No ballot guides for August 17
  • tHERESA tHOMPSON/FLICKR
  • No ballot guides for August 17
The primaries are nearly here, but our broke-ass state can’t foot the bill for printing the voters guide. (It costs $1.3 million to print those things.) But an e-mail from Secretary of State Sam Reed says all of the candidate statements are online.

“There is plenty of good, solid, unfiltered information,” out there, he says. So if you want to research before you vote—or find Dino Rossi’s phone number—you can go to My Vote, the TVW’s Video Voter’s Guide, and your county's election website. Or you can just ask the Stranger Election Control Board, which announced its endorsements yesterday.

A few counties are producing a primary voters guide on their own. The state government usually doesn't publish voters guides during the primaries, but they made an exception in 2008, the first primary which used the new voter-approved top-two system. "In case there was any confusion with the new system," says Amanda Meyer at the Secretary of State's office. But this time, the legislature just doesn't have the money.

Meyer says that although she didn't have a sense of how many people have access to the Internet in the state. "We would be happy to print a pamphlet if the legislature gives us the money, but it's out of our hand," she says. "When times are hard, something has to be cut."

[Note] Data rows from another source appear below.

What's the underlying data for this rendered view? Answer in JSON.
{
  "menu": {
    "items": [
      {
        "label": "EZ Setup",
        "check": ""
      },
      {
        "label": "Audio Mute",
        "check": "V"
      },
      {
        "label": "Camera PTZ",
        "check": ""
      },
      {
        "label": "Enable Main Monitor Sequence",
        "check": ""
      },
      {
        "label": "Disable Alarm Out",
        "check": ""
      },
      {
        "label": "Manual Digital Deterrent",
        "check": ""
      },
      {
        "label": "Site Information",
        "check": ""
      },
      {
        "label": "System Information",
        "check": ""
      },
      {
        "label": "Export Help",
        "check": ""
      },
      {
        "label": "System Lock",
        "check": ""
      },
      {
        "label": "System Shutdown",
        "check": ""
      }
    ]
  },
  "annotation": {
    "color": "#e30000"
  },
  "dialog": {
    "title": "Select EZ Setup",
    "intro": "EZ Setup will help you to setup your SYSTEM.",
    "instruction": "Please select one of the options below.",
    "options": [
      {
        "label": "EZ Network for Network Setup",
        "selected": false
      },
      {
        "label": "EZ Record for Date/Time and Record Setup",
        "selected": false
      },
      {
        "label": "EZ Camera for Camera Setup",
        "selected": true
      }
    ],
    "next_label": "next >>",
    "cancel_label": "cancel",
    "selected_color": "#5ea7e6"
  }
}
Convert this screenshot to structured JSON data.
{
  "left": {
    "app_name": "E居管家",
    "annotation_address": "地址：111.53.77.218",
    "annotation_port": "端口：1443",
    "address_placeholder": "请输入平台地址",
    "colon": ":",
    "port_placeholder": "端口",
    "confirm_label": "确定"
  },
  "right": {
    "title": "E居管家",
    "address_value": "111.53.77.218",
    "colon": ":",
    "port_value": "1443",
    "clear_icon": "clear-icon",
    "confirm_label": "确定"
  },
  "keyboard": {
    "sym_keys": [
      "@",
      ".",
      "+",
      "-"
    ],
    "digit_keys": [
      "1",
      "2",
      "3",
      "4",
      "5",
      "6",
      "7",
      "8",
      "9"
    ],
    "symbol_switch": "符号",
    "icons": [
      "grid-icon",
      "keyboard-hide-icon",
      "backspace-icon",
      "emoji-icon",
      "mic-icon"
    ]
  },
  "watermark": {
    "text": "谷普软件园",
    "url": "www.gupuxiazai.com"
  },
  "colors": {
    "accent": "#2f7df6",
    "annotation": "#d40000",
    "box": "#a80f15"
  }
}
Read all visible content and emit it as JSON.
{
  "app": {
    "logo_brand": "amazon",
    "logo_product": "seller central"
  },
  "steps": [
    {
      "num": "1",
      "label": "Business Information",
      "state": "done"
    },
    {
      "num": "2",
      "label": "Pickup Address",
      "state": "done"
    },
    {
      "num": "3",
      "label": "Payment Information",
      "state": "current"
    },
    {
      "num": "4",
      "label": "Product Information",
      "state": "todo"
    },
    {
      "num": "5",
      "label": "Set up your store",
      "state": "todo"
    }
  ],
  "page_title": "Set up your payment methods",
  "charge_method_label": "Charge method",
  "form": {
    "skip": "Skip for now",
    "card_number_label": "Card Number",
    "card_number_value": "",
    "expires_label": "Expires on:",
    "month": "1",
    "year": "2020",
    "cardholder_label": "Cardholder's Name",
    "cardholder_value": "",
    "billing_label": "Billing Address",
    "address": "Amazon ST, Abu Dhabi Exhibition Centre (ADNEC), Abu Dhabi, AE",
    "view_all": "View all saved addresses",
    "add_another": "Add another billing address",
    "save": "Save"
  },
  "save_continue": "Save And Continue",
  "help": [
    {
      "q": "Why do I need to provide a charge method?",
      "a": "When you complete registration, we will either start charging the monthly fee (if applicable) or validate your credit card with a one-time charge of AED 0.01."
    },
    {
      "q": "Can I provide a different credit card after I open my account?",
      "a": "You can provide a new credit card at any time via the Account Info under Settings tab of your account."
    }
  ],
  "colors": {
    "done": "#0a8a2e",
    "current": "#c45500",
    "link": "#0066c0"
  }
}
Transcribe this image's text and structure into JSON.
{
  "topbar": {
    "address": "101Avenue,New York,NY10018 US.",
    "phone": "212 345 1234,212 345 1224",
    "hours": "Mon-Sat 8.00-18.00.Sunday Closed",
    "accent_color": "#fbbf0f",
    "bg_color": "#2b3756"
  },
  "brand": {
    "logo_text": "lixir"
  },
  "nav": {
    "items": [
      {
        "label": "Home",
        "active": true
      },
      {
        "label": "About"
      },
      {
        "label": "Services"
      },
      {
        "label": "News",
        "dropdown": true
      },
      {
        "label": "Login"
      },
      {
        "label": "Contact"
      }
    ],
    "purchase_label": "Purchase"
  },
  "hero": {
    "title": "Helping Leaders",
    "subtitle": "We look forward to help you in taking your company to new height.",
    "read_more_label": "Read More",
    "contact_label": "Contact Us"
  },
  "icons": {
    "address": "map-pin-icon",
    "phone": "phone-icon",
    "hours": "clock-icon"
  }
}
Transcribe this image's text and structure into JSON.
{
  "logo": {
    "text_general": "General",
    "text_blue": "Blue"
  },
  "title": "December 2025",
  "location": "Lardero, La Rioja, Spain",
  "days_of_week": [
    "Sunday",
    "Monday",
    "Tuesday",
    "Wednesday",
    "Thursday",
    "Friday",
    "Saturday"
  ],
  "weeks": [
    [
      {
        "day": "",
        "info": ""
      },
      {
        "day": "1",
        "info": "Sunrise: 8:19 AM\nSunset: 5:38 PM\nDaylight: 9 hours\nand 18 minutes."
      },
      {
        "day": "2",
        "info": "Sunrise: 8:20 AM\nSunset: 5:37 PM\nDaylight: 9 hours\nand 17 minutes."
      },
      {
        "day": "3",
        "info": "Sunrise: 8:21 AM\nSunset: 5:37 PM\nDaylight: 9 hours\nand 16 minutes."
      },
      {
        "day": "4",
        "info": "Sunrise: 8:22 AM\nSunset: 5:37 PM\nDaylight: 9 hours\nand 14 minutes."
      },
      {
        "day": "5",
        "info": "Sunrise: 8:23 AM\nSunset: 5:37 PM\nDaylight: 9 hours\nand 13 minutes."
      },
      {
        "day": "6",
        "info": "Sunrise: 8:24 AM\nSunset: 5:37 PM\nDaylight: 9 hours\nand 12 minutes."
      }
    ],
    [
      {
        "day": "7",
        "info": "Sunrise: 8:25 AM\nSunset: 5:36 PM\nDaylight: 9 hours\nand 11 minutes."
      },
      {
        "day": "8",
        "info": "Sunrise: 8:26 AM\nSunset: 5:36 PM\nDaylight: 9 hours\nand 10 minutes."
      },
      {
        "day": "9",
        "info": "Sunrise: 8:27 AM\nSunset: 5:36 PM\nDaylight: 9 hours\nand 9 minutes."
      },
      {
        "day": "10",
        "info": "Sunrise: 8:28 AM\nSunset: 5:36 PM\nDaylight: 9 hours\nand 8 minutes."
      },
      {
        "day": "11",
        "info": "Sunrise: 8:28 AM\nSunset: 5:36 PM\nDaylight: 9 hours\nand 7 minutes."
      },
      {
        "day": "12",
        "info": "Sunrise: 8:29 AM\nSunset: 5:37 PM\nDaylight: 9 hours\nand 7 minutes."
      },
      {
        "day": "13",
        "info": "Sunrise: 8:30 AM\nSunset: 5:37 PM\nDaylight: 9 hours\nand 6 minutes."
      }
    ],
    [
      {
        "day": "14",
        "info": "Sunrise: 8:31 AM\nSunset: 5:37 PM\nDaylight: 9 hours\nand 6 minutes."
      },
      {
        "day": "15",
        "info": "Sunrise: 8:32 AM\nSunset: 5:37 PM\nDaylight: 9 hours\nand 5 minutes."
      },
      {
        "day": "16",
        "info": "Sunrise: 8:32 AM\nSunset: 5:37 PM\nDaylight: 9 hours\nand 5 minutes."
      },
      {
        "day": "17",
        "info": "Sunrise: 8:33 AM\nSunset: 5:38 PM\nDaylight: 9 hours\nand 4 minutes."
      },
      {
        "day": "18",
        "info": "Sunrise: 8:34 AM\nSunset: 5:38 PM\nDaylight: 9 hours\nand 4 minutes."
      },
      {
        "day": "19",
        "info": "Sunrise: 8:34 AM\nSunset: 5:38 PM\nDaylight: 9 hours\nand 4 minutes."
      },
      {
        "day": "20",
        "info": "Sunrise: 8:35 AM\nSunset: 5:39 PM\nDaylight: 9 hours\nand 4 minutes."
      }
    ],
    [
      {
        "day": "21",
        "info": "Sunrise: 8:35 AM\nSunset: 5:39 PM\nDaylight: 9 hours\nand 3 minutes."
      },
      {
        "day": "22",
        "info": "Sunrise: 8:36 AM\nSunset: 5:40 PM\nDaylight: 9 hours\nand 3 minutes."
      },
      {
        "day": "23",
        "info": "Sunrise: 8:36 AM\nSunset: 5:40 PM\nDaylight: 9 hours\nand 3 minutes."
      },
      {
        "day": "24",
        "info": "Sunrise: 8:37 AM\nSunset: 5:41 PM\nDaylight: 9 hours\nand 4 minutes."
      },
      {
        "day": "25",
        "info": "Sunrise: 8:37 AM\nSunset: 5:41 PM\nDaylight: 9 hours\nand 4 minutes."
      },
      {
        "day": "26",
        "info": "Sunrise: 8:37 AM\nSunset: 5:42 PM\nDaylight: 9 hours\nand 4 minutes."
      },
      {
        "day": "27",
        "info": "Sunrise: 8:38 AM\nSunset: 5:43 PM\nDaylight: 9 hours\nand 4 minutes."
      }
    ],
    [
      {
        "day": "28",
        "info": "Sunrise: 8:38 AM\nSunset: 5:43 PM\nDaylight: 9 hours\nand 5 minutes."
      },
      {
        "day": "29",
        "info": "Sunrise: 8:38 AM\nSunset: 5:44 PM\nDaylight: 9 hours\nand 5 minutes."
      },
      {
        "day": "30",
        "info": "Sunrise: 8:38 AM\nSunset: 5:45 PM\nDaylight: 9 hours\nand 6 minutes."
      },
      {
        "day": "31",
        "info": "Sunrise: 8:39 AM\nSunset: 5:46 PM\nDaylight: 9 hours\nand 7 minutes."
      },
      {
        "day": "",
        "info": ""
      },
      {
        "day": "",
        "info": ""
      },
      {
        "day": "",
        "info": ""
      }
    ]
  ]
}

If you ask me, the Internet is great and all, but there's quite a number of people out there—including senior citizens—who rely on printed ballot guides as their primary source of information. Lawmakers have not given up on paper election guides completely—the general election voter’s pamphlet is expected to be mailed out in October.

UPDATE: King County is producing its own voters guide, says Meyer at the Secretary of State's office. But other counties, you're SOL.